9. Chapter Summary & Connections¶

The growth hierarchy O(1) < O(log n) < O(n) < O(n log n) < O(n²) < O(2ⁿ) < O(n!) is strict: every entry eventually dominates all entries to its left, regardless of constant factors.
O, Ω, Θ notation provides the vocabulary to state growth comparisons precisely. The limit test lim f/g identifies the relationship cleanly.
Stirling’s approximation n! ≈ √(2πn)(n/e)^n shows that factorial growth has an exponent that itself grows — placing it above any fixed exponential.
Empirical complexity measurement via log-log slope fitting is a practical tool for characterizing black-box algorithms.

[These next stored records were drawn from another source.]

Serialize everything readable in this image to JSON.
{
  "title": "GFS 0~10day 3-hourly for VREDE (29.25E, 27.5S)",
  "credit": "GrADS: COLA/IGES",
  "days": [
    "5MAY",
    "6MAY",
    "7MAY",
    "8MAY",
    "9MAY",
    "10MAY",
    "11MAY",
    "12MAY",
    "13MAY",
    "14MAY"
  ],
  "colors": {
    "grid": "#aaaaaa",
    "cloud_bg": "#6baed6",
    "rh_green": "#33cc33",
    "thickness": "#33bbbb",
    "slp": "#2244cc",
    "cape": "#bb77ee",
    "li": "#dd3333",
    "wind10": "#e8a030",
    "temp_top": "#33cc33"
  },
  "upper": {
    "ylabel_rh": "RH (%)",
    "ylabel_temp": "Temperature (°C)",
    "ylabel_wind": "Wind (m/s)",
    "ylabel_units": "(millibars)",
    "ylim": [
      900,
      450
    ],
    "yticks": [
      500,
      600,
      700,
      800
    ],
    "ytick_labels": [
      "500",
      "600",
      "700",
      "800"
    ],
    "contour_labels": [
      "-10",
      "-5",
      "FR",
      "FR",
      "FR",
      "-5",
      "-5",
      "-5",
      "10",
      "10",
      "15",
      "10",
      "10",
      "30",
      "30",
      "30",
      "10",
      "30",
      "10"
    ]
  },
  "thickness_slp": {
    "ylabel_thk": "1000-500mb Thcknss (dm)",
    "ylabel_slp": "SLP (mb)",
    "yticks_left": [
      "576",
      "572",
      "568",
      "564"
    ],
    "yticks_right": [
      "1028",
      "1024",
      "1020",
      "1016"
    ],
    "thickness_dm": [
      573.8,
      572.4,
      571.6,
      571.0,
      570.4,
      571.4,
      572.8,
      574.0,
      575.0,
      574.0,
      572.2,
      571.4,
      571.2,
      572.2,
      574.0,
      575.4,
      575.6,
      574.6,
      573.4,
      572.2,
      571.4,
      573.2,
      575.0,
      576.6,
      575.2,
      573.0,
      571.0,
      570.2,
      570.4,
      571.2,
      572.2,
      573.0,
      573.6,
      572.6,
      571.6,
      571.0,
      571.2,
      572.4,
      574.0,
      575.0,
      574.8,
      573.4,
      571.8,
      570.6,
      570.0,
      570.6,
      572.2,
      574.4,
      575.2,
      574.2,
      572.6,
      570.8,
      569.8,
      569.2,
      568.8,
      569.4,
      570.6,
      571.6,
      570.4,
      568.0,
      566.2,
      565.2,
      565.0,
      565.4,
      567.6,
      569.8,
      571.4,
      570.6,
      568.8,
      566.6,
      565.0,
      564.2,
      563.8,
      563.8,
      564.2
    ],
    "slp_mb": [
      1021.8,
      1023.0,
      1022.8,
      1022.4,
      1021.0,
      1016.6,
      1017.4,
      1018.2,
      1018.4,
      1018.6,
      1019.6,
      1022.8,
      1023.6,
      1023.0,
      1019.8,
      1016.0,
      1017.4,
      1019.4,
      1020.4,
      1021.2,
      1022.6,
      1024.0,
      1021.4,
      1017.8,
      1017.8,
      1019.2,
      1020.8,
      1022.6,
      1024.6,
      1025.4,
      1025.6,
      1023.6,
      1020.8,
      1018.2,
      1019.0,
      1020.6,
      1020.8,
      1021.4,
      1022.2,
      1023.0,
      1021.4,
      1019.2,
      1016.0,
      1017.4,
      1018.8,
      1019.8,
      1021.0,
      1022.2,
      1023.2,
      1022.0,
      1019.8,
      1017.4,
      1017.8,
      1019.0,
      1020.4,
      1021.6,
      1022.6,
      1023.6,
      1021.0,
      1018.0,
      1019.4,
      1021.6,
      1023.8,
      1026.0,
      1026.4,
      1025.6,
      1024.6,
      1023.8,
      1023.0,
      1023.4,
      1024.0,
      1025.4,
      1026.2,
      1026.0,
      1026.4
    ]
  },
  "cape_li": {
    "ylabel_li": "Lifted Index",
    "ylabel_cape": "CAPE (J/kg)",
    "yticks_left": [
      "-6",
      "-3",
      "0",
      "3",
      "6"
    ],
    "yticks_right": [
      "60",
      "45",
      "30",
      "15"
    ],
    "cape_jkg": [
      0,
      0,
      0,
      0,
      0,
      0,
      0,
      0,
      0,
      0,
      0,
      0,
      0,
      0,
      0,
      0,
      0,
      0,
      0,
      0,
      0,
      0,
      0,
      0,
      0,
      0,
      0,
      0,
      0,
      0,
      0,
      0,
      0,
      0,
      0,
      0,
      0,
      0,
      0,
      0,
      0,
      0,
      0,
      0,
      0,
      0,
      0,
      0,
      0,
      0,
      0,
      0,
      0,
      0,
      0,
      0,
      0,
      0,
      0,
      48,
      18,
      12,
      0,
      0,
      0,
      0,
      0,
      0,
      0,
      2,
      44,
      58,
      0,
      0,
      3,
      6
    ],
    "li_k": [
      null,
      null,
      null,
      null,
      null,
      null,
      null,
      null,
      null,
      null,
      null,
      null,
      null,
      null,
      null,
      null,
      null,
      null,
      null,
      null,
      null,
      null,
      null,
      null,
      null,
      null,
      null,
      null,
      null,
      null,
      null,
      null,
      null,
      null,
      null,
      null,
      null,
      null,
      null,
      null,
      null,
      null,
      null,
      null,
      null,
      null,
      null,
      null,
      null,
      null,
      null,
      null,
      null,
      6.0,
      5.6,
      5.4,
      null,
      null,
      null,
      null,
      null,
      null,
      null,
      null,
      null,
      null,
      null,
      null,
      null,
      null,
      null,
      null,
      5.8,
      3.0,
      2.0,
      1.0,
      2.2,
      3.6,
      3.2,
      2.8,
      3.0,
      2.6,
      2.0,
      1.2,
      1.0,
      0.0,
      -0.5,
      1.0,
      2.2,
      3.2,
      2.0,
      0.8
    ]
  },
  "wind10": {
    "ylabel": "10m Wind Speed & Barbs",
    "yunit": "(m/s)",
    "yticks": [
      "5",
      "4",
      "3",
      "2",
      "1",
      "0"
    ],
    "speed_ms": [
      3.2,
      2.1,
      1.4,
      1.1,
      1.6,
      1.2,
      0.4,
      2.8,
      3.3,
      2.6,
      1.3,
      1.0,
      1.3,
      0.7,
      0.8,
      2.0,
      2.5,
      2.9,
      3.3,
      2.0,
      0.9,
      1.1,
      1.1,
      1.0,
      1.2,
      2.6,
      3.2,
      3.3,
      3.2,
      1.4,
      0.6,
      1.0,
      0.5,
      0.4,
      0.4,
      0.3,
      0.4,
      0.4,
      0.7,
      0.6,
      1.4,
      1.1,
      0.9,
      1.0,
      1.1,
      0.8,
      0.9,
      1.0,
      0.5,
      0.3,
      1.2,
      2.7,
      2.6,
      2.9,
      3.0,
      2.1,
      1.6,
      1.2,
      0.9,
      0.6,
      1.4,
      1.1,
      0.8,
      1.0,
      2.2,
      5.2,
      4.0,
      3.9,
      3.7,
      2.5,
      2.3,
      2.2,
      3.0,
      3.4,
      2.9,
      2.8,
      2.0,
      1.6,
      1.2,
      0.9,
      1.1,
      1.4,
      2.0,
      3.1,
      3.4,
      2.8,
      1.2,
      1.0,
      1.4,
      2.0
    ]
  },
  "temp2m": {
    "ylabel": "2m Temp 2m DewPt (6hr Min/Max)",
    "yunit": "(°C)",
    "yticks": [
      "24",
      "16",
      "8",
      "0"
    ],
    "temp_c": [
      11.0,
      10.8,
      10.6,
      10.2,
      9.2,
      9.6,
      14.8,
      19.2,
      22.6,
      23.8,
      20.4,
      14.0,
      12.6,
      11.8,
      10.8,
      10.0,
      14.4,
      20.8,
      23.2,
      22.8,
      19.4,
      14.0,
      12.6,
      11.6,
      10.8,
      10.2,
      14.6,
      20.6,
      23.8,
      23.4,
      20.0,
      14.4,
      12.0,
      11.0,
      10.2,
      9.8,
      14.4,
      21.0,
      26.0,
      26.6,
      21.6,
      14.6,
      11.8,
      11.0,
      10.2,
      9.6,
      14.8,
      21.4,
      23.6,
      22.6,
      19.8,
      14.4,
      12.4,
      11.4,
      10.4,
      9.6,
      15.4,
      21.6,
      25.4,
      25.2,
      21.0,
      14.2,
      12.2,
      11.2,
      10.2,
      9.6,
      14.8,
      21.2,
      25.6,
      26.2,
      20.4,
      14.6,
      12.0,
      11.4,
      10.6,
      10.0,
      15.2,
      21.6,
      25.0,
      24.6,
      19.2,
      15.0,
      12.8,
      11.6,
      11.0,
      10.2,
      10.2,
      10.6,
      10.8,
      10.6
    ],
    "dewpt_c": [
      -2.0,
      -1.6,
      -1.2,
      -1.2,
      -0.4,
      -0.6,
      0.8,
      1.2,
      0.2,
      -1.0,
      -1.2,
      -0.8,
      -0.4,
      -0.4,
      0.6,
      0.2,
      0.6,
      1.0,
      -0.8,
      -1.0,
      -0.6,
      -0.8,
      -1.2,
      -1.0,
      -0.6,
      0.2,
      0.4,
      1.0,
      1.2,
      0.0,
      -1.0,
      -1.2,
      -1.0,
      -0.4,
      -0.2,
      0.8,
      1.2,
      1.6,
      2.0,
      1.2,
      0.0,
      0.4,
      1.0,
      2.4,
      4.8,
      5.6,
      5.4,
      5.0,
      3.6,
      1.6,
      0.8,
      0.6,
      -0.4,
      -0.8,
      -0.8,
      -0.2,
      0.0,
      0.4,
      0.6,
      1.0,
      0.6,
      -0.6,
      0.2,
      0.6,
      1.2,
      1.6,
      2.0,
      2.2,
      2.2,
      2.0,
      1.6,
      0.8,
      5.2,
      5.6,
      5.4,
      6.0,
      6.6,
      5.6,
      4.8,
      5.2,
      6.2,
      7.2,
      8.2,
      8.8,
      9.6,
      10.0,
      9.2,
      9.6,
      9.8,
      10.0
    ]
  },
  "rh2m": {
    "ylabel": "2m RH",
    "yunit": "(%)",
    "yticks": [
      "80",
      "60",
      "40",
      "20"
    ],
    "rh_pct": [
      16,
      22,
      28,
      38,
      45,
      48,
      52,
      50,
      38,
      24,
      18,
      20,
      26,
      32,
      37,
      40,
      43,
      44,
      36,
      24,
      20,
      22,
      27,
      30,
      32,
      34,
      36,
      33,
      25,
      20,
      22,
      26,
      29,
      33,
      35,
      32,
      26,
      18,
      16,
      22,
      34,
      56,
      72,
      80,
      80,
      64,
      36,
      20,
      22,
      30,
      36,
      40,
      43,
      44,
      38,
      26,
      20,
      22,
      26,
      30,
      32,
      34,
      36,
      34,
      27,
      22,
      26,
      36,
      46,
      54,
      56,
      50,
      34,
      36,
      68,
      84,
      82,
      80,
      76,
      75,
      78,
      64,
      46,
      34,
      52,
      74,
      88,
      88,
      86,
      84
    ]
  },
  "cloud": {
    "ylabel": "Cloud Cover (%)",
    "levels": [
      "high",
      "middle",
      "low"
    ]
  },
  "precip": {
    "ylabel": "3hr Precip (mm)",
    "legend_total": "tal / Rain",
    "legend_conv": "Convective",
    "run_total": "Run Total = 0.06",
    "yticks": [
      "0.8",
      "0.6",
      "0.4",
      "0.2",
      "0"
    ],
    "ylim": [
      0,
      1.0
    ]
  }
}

Backward connection: This chapter synthesizes the growth behavior from ch042 (Exponential Growth), the scale intuition from ch044 (Logarithmic Scales), and the exponent arithmetic from ch041 (Exponents and Powers) into a single comparative framework.

Forward connections:

ch047 (Orders of Magnitude) applies this hierarchy to physical and computational scale — connecting growth rates to real measurements.
The asymptotic notation introduced here is used throughout Part VI (Linear Algebra) to analyze matrix multiplication cost — O(n³) naive vs O(n^{2.37}) for Strassen-type algorithms.
The factorial count of permutations connects to ch253 (Probability Rules) — n! is the number of ways to arrange n items, the foundation of combinatorics.

Going deeper: Introduction to Algorithms (CLRS), Chapter 3 — the standard reference for asymptotic notation. The appendix contains the full proof that n^k = o(a^n) for a > 1.